Mario Livio, an astrophysicist with a curious mind, discovered that the + sign was a pretty recent development. He says there’s little doubt that the + sign is rooted in the Latin word ‘et’ (which means and). Using + as an abbreviation for et was probably first done by astronomer Nicole d’Oresme in the middle of the 14th century. Thank you d’Oresme for being lazy enough to condense two letters into a + so that the rest of the lazy world will never have to write et in maths again. The rest of us appreciate it very much.

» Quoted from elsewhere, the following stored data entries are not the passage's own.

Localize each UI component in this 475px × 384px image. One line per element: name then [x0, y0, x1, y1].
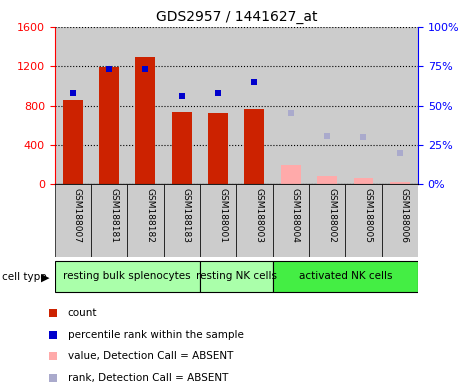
Bar: [236, 27, 273, 184]
Text: GSM188182: GSM188182: [145, 188, 154, 243]
Bar: [99, 67, 119, 184]
Bar: [127, 27, 163, 184]
FancyBboxPatch shape: [309, 184, 345, 257]
Text: GSM188181: GSM188181: [109, 188, 118, 243]
Text: GSM188005: GSM188005: [363, 188, 372, 243]
Bar: [63, 100, 83, 184]
FancyBboxPatch shape: [127, 184, 163, 257]
FancyBboxPatch shape: [200, 184, 237, 257]
Bar: [245, 109, 265, 184]
FancyBboxPatch shape: [273, 261, 418, 292]
Bar: [281, 165, 301, 184]
FancyBboxPatch shape: [55, 261, 200, 292]
Text: GSM188006: GSM188006: [400, 188, 409, 243]
Text: count: count: [68, 308, 97, 318]
Text: GSM188001: GSM188001: [218, 188, 227, 243]
FancyBboxPatch shape: [200, 261, 273, 292]
Bar: [55, 27, 91, 184]
Bar: [390, 182, 410, 184]
Text: resting bulk splenocytes: resting bulk splenocytes: [64, 271, 191, 281]
Bar: [309, 27, 345, 184]
Bar: [208, 114, 228, 184]
Text: resting NK cells: resting NK cells: [196, 271, 277, 281]
Text: activated NK cells: activated NK cells: [299, 271, 392, 281]
FancyBboxPatch shape: [163, 184, 200, 257]
Title: GDS2957 / 1441627_at: GDS2957 / 1441627_at: [156, 10, 317, 25]
Bar: [353, 179, 373, 184]
Bar: [381, 27, 418, 184]
Bar: [273, 27, 309, 184]
Text: ▶: ▶: [41, 272, 50, 282]
Bar: [135, 57, 155, 184]
Text: percentile rank within the sample: percentile rank within the sample: [68, 330, 244, 340]
Text: value, Detection Call = ABSENT: value, Detection Call = ABSENT: [68, 351, 233, 361]
Text: cell type: cell type: [2, 272, 47, 282]
Text: GSM188183: GSM188183: [182, 188, 191, 243]
Bar: [172, 113, 192, 184]
FancyBboxPatch shape: [55, 184, 91, 257]
FancyBboxPatch shape: [345, 184, 381, 257]
Text: GSM188002: GSM188002: [327, 188, 336, 243]
FancyBboxPatch shape: [91, 184, 127, 257]
FancyBboxPatch shape: [381, 184, 418, 257]
Text: rank, Detection Call = ABSENT: rank, Detection Call = ABSENT: [68, 373, 228, 383]
Text: GSM188004: GSM188004: [291, 188, 300, 243]
Bar: [163, 27, 200, 184]
Bar: [200, 27, 236, 184]
Text: GSM188007: GSM188007: [73, 188, 82, 243]
Bar: [91, 27, 127, 184]
FancyBboxPatch shape: [273, 184, 309, 257]
Text: GSM188003: GSM188003: [255, 188, 264, 243]
Bar: [317, 177, 337, 184]
FancyBboxPatch shape: [237, 184, 273, 257]
Bar: [345, 27, 381, 184]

Livio dives deeper for the – sign:
The first use of the modern algebraic sign — appears in a German algebra manuscript from 1481 that was found in the Dresden Library. In a Latin manuscript from the same period (also in the Dresden Library), both symbols + and — appear. Johannes Widman is known to have examined and annotated both of those manuscripts. In 1489, in Leipzig, he published the first printed book (Mercantile Arithmetic) in which the two signs + and — occurred. The fact that Widman used the symbols as if they were generally known points to the possibility that they were derived from merchants’ practices.